Да, я не оговорился: эта повесть, в отличие от других долго ждавших публикации и в процессе ожидания претерпевших основательные трансформации вещей, не улучшилась, а ухудшилась. Причина тут одна: с самого начала я переделывал повесть не для качества, а для издания. Она в ту пору казалась наиболее проходимой из всего мало-мальски крупного, что у меня валялось в столе – и ее время от времени пытались предложить в какой-нибудь сборник. Хотя дурь это была немереная: как ни мотивируй существующую в повести ситуацию – расцветом ли вегетарианства, происками инопланетного Океана или разрушением земной экологии уже благополучно сгинувшими капиталистами, у любого редактора, я полагаю, вся шерсть дыбом вставала, едва он отлистывал пару страниц: недостаток продовольствия при коммунизме! Автор охренел, что ли? Помню, когда повесть вошла в предварительный состав какого-то московского сборника («Созвездие» он вроде бы должен был называться), Миша Ковальчук публично обещал съесть собственную бороду, если она и впрямь будет в этом сборнике опубликована. Очень хорошо помню, как мы идем по розовому подземному вестибюлю станции метро «Баррикадная» и известный критик Гаков говорит, тонко усмехаясь: «Я съем собственную бороду…» А я все понять не мог, все надеялся, все вычеркивал что-то и что-то вписывал…

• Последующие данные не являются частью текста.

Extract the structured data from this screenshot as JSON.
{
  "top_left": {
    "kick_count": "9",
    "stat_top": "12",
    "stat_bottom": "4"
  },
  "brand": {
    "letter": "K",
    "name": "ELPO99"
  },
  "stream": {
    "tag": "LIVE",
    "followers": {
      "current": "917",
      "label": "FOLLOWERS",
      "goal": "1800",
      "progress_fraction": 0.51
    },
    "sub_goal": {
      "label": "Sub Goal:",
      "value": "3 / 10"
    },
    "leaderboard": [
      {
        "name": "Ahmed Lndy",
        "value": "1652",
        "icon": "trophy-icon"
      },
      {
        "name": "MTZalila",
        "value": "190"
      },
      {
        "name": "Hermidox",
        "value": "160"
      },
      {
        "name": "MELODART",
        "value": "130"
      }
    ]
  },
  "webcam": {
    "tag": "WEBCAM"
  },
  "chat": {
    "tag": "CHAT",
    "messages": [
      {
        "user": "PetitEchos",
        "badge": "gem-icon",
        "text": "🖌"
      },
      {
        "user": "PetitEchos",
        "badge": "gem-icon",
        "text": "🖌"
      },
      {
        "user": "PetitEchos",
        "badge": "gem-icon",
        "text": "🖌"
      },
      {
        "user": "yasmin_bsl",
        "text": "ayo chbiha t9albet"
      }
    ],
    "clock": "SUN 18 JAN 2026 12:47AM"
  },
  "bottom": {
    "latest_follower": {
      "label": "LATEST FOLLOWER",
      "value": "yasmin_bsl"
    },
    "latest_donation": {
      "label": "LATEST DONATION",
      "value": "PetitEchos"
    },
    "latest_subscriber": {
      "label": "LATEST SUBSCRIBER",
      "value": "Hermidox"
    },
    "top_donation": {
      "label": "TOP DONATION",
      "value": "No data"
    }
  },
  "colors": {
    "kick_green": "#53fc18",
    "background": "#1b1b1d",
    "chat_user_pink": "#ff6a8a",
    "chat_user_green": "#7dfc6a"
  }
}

Этапов пять-шесть издевательств выдержал этот текст, становясь все более тощим и убогим, пока наконец не увидел свет в одном из лениздатовских сборников уже в перестроечные времена… Основой для этого варианта послужила версия, возникшая после очередной кардинальной переработки. Возникла она действительно осенью 1979 г. Но вплоть до середины 80-х я, при каждой вдруг начинавшей брезжить возможности куда-то повесть приткнуть, что-то там опять адаптировал. Позорище. Осел, который долго идет за подвешенной у него перед носом морковкой, даже если в конце концов и получает ее в награду за глупость и покорность, ест ее уже порядком подгнившей.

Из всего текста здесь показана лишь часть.